Buchpräsentation
Linz, StifterHaus, Adalbert-Stifter-Platz 1, 19:30 Uhr

LUDWIG LAHER: Bitter. Roman
(Wallstein Verlag, Göttingen)
Lesung mit dem Autor
Einführung: GÜNTER KAINDLSTORFER

Veranstaltet mit:
Wallstein-Verlag, Göttingen
LUDWIG LAHER, geboren 1955, studierte in Salzburg Germanistik, Anglistik und klassische Philologie. Ab 1979 arbeitete er als Lehrer, Übersetzer und Autor von Romanen, Erzählungen, Lyrik, Essays, Hörspielen, Drehbüchern. Seit 1998 hauptberuflich freier Schriftsteller, lebt Laher in St. Pantaleon und Wien. Übersetzungen seiner Bücher erschienen auf Englisch, Französisch, Japanisch, Kroatisch, Spanisch. Laher erhielt zahlreiche Literaturpreise: 2011 wurde er für den Deutschen Buchpreis nominiert. Zuletzt erschienen von ihm die Romane „Herzfleischentartung”, 2009; „Einleben”, 2009 und „Verfahren”, 2011 sowie der Prosaband „Kein Schluß geht nicht”, 2012.

Zum Buch:
„Bis zu seinem Tod Ende der fünfziger Jahre ist Bitter immer elegant davongekommen, nun wird ihm endlich im Erzählen der Prozess gemacht. Ludwig Laher zeichnet - minutiös recherchiert - in verschiedenen Tonlagen den bemerkenswerten beruflichen wie privaten Werdegang des Gestapo-Chefs von Wiener Neustadt und Massenmörders von Charkow nach (der in Wirklichkeit anders hieß). Manchmal ist der Erzähler distanziert wie ein Chronist, an anderer Stelle ganz nah am Geschehen, sodass er fast in den Kopf seines Helden steigt, dann wieder hält er diese Nähe nicht aus und verschafft sich in Ausbrüchen Luft. Wert legt Laher auf die kleinen, sonst oft übersehenen Details, etwa wenn er erzählt, wie Bitter nach dem Krieg ausgerechnet von einem prominenten jüdischen Anwalt verteidigt wird, dessen Eigentum er Jahre zuvor arisiert hatte, inklusive der großen Limousine, die er stolz durch Wiener Neustadt steuerte. Das moralische Urteil kann keinem Zweifel unterliegen, und doch gestattet Lahers erzählerischer Zugriff, dass man diesem Mann und den Verhältnissen, in denen er sein Unwesen trieb, ganz nahekommt.” (Verlagstext)

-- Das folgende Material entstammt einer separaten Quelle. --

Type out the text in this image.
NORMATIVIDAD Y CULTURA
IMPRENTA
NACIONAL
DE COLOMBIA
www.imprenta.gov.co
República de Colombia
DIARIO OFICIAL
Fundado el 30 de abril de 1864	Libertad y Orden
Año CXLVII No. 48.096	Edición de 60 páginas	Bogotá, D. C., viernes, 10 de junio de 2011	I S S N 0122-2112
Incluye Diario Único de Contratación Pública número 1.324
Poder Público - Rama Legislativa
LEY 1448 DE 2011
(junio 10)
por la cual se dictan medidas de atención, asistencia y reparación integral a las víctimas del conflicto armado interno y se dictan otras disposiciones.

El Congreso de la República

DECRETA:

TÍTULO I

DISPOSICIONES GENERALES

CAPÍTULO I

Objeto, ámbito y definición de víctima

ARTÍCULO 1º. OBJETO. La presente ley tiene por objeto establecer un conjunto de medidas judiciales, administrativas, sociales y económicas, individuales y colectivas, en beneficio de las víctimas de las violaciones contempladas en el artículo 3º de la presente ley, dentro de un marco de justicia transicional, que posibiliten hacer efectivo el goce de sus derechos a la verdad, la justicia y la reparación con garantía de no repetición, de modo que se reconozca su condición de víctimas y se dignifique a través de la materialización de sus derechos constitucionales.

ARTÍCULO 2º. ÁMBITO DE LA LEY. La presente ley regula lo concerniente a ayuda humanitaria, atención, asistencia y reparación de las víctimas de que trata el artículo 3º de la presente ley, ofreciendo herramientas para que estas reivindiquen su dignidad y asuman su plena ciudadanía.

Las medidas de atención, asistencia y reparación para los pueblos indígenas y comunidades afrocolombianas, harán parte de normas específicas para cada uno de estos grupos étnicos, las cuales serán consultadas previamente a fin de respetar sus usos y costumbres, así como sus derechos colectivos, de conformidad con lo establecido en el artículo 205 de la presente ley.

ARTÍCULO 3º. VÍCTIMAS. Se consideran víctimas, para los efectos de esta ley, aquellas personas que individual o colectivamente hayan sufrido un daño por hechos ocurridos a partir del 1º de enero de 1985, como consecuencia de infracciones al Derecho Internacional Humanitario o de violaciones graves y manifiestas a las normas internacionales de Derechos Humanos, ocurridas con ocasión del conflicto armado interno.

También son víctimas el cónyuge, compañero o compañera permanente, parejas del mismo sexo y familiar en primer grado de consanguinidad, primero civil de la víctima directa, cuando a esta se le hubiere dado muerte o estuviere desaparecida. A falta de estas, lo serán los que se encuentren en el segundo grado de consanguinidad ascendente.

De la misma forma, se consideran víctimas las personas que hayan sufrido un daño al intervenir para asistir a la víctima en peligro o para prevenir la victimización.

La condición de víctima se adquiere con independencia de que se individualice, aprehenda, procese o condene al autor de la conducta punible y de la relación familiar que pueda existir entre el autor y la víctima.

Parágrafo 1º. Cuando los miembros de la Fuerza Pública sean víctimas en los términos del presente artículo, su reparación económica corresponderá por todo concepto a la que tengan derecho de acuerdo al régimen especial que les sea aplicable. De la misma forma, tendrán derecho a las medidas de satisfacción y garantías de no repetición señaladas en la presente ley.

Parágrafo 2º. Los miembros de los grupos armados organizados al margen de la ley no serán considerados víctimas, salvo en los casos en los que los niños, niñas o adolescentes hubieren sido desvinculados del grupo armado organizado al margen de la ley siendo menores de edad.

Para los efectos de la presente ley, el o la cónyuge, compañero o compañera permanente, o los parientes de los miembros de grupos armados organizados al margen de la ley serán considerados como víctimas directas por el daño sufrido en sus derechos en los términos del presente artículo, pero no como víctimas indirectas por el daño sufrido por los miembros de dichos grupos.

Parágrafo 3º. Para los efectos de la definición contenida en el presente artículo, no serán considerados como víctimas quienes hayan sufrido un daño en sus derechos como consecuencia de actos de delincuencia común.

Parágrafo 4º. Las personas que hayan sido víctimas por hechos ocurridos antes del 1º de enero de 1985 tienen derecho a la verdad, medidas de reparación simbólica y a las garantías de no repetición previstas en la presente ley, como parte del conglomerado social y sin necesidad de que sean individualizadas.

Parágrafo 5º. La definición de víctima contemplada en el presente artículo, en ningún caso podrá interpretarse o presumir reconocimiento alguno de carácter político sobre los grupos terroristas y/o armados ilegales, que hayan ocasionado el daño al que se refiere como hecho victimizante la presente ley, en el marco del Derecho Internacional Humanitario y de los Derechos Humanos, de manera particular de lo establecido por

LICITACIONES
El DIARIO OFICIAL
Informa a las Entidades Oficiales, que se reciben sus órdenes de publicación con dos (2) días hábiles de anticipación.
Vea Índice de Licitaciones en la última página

GÜNTER KAINDLSTORFER, geboren 1963 in Bad Ischl, aufgewachsen in Wels. Journalistische Tätigkeit bei der „Wiener Zeitung”; Feuilletonleitung bei der „Arbeiter Zeitung”, „Die Presse” („Spectrum”), Redakteur bei „Ö1”. Arbeitet als Journalist u. a. für den ORF, den Deutschlandfunk, den Bayerischen Rundfunk, den WDR, den SWR, das Schweizer Radio DRS und für 3Sat. Literarisches Debüt unter dem Pseudonym „Günter Wels”: „Maitage”, Erzählungen, Wien 2010.